Simplifying the Fraction

We've arrived at the fraction 120/21, which, as we discussed, isn't in its simplest form. To simplify a fraction, we need to find the greatest common factor (GCF) of the numerator and the denominator and then divide both by that number. The GCF is the largest number that divides evenly into both numbers. Let's find the GCF of 120 and 21.

Factors of 120: 1, 2, 3, 4, 5, 6, 8, 10, 12, 15, 20, 24, 30, 40, 60, 120 Factors of 21: 1, 3, 7, 21

The greatest common factor of 120 and 21 is 3. Now, we divide both the numerator and the denominator by 3:

120 ÷ 3 = 40 21 ÷ 3 = 7

So, 120/21 simplifies to 40/7. This is an improper fraction, which is perfectly fine, but sometimes it's more helpful to express the answer as a mixed number, especially if the original problem included one. Converting an improper fraction to a mixed number gives us a better sense of the actual value. It's like switching from a complicated code to plain English! Simplifying fractions is a crucial skill in math, not just for this problem, but for many others as well. It makes calculations easier and the answers more understandable. We're now just one step away from the final answer. Let's convert 40/7 to a mixed number and see what we get.

Converting Back to a Mixed Number (Optional)

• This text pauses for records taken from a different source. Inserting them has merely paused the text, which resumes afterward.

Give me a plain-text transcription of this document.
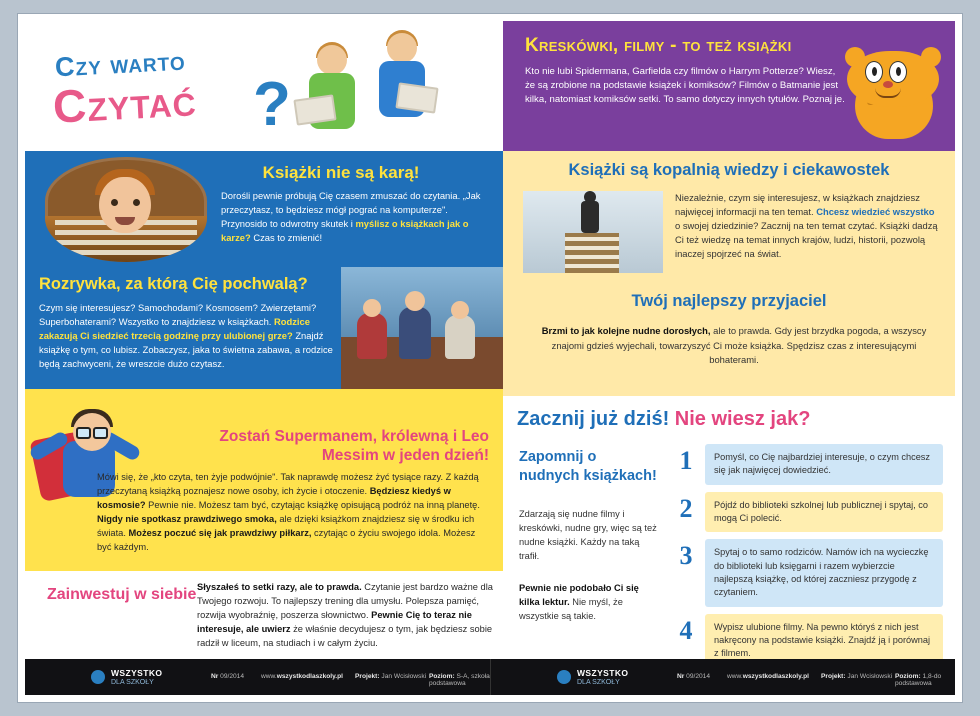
Czy warto
Czytać ?
Kreskówki, filmy - to też książki

Kto nie lubi Spidermana, Garfielda czy filmów o Harrym Potterze? Wiesz, że są zrobione na podstawie książek i komiksów? Filmów o Batmanie jest kilka, natomiast komiksów setki. To samo dotyczy innych tytułów. Poznaj je.

Książki nie są karą!

Dorośli pewnie próbują Cię czasem zmuszać do czytania. „Jak przeczytasz, to będziesz mógł pograć na komputerze". Przynosido to odwrotny skutek i myślisz o książkach jak o karze? Czas to zmienić!

Rozrywka, za którą Cię pochwalą?

Czym się interesujesz? Samochodami? Kosmosem? Zwierzętami? Superbohaterami? Wszystko to znajdziesz w książkach. Rodzice zakazują Ci siedzieć trzecią godzinę przy ulubionej grze? Znajdź książkę o tym, co lubisz. Zobaczysz, jaka to świetna zabawa, a rodzice będą zachwyceni, że wreszcie dużo czytasz.

Zostań Supermanem, królewną i Leo Messim w jeden dzień!

Mówi się, że „kto czyta, ten żyje podwójnie". Tak naprawdę możesz żyć tysiące razy. Z każdą przeczytaną książką poznajesz nowe osoby, ich życie i otoczenie. Będziesz kiedyś w kosmosie? Pewnie nie. Możesz tam być, czytając książkę opisującą podróż na inną planetę. Nigdy nie spotkasz prawdziwego smoka, ale dzięki książkom znajdziesz się w środku ich świata. Możesz poczuć się jak prawdziwy piłkarz, czytając o życiu swojego idola. Możesz być każdym.

Zainwestuj w siebie Słyszałeś to setki razy, ale to prawda. Czytanie jest bardzo ważne dla Twojego rozwoju. To najlepszy trening dla umysłu. Polepsza pamięć, rozwija wyobraźnię, poszerza słownictwo. Pewnie Cię to teraz nie interesuje, ale uwierz że właśnie decydujesz o tym, jak będziesz sobie radził w liceum, na studiach i w całym życiu.

Książki są kopalnią wiedzy i ciekawostek

Niezależnie, czym się interesujesz, w książkach znajdziesz najwięcej informacji na ten temat. Chcesz wiedzieć wszystko o swojej dziedzinie? Zacznij na ten temat czytać. Książki dadzą Ci też wiedzę na temat innych krajów, ludzi, historii, pozwolą inaczej spojrzeć na świat.

Twój najlepszy przyjaciel

Brzmi to jak kolejne nudne dorosłych, ale to prawda. Gdy jest brzydka pogoda, a wszyscy znajomi gdzieś wyjechali, towarzyszyć Ci może książka. Spędzisz czas z interesującymi bohaterami.

Zacznij już dziś! Nie wiesz jak?
Zapomnij o nudnych książkach!

Zdarzają się nudne filmy i kreskówki, nudne gry, więc są też nudne książki. Każdy na taką trafił.

Pewnie nie podobało Ci się kilka lektur. Nie myśl, że wszystkie są takie.

1	Pomyśl, co Cię najbardziej interesuje, o czym chcesz się jak najwięcej dowiedzieć.
2	Pójdź do biblioteki szkolnej lub publicznej i spytaj, co mogą Ci polecić.
3	Spytaj o to samo rodziców. Namów ich na wycieczkę do biblioteki lub księgarni i razem wybierzcie najlepszą książkę, od której zaczniesz przygodę z czytaniem.
4	Wypisz ulubione filmy. Na pewno któryś z nich jest nakręcony na podstawie książki. Znajdź ją i porównaj z filmem.
WSZYSTKO
DLA SZKOŁY
Nr 09/2014	www.wszystkodlaszkoly.pl Projekt: Jan Wcisłowski Poziom: S-A, szkoła podstawowa
WSZYSTKO
DLA SZKOŁY
Nr 09/2014	www.wszystkodlaszkoly.pl Projekt: Jan Wcisłowski Poziom: 1,8-do podstawowa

Our simplified fraction, 40/7, is a perfectly valid answer, but to make it even clearer and perhaps more relatable to the original problem's form, we can convert it back into a mixed number. To do this, we divide the numerator (40) by the denominator (7):

40 ÷ 7 = 5 with a remainder of 5

The whole number part of our mixed number is the quotient (5), the numerator of the fractional part is the remainder (5), and the denominator stays the same (7). So, 40/7 as a mixed number is 5 5/7. This means that the other fraction we were looking for is 5 5/7. We've come full circle, starting with a mixed number in the problem and, if we choose, ending with one in our answer. Converting back to a mixed number can be particularly useful in real-world contexts where we're dealing with quantities that are easier to visualize as whole numbers and fractions. Think about measuring ingredients for a recipe or calculating distances. And there you have it! We've successfully found the missing fraction. Let's take a moment to recap our steps and celebrate our achievement.

Final Answer and Recap

So, after all our calculations, we've found that the other fraction is 5 5/7. Let's quickly recap the steps we took to get there:

1. Understood the problem: We identified that we needed to find a missing factor in a multiplication problem.
2. Converted the mixed number to an improper fraction: 4 1/5 became 21/5.
3. Set up the division problem: We recognized that dividing by a fraction is the same as multiplying by its reciprocal.
4. Performed the multiplication: We multiplied 24 by the reciprocal of 21/5, which is 5/21.
5. Simplified the fraction: We reduced 120/21 to 40/7 by dividing both by their greatest common factor, 3.
6. Converted back to a mixed number (optional): We changed 40/7 to 5 5/7 for clarity.

Throughout this process, we've not only solved the problem but also reinforced several important concepts in fraction arithmetic. We've seen how converting between mixed numbers and improper fractions can simplify calculations, how division can be transformed into multiplication using reciprocals, and how simplifying fractions gives us the clearest answer. Remember, math problems are often like puzzles, and each step is a piece that fits into the larger picture. By breaking down the problem into manageable steps and understanding the underlying concepts, we can tackle even the most challenging questions. Give yourself a pat on the back for making it through this problem! You've added another tool to your math toolkit, and you're ready to take on more fraction challenges. Keep practicing, and you'll be amazed at how much you can achieve!